After training the model for 5 epochs with these values, I must have made a mess of the DistilBERT’s original parameters.
Question: What is the right way to recover the model’s original parameters and start training again with a new value for layers_to_train and learning_rate? It seems to me that if I just change layers_to_train and learning_rate and try training again, I am NOT starting with the model’s original parameters but with some corrupted parameters from my 1st attempt.
That is a brute force approach, but I am looking for a way to reset the model’s weights back to the original values. Does it work to just reload the model?
My objective is to try different config values in a loop, but I need to restore the original weights each time at the start of the loop.
In that case, make a copy of the model’s original weights outside the loop, and reset the model’s weights using those.
But each time you call the “load_bert” function, it loads the model with fresh weights from the shelf. Though, you run it a few times, you will eventually run out of memory in the workspace.

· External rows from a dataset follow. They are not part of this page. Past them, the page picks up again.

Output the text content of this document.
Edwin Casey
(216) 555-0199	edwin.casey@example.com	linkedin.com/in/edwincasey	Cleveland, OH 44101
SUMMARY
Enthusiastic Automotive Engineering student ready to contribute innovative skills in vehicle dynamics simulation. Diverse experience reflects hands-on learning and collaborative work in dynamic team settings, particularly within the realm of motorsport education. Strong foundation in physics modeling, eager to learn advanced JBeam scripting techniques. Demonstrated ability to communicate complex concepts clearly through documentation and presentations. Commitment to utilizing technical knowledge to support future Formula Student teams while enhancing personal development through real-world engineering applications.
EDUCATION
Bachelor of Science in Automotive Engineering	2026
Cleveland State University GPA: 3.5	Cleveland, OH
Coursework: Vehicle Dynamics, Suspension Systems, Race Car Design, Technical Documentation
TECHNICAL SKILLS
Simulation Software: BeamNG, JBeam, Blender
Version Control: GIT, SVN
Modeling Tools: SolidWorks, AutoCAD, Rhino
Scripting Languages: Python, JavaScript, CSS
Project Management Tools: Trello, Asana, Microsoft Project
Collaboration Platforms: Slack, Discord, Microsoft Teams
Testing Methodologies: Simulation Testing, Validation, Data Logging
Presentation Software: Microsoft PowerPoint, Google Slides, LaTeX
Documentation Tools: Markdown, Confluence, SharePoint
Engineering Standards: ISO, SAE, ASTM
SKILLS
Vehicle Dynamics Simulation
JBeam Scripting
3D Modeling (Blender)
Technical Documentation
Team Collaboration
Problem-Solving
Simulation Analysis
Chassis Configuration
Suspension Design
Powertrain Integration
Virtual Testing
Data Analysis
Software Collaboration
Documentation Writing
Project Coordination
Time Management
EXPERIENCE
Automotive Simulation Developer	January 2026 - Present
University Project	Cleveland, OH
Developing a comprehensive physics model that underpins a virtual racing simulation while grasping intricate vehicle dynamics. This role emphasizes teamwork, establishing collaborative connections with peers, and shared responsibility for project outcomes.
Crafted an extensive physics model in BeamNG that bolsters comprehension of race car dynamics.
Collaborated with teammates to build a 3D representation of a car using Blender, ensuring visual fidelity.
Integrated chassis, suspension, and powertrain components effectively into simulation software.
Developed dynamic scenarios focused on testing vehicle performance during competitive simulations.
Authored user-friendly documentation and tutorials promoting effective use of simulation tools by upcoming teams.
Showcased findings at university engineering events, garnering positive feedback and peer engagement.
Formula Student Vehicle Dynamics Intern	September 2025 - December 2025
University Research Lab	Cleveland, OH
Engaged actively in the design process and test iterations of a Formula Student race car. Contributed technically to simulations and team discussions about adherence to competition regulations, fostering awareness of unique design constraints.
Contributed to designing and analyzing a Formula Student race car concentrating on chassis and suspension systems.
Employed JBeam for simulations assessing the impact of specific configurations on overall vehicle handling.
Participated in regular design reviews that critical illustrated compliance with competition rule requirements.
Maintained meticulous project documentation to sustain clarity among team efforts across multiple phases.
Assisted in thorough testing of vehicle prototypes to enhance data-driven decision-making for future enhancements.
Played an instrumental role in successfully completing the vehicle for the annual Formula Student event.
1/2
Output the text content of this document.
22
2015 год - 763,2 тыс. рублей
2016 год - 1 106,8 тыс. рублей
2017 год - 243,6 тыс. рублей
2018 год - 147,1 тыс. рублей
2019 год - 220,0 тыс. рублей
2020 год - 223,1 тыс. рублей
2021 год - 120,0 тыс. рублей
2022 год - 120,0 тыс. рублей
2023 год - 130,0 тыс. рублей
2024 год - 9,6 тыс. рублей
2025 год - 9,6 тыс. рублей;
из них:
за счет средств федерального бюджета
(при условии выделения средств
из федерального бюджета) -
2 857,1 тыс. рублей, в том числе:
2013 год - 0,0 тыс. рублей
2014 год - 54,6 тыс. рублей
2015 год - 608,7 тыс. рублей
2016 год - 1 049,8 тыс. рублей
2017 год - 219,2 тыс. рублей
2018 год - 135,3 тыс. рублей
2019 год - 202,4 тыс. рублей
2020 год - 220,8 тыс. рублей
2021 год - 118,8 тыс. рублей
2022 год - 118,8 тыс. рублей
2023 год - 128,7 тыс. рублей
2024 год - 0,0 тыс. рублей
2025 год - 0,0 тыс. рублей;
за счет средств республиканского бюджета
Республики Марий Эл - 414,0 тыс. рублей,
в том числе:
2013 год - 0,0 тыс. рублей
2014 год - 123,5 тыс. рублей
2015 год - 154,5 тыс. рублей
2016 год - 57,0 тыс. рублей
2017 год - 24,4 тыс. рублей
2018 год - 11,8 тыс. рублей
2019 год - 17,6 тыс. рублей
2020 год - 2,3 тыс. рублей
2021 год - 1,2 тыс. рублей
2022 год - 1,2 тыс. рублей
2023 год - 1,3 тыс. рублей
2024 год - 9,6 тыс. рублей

The better approach would be to do something like this:
configs = [0.1, 0.01, 0.001] # Example hyperparams
for cfg in configs:
# Load a fresh model
model, tokenizer = load_bert()
# Run your experiment
# train_model(model, lr=cfg)
# Clean up RAM/VRAM before the next loop
del model
gc.collect()
torch.cuda.empty_cache()
Another recommendation would be to play around only after you have passed the assignment, so that your experiments don’t conflict with your grades.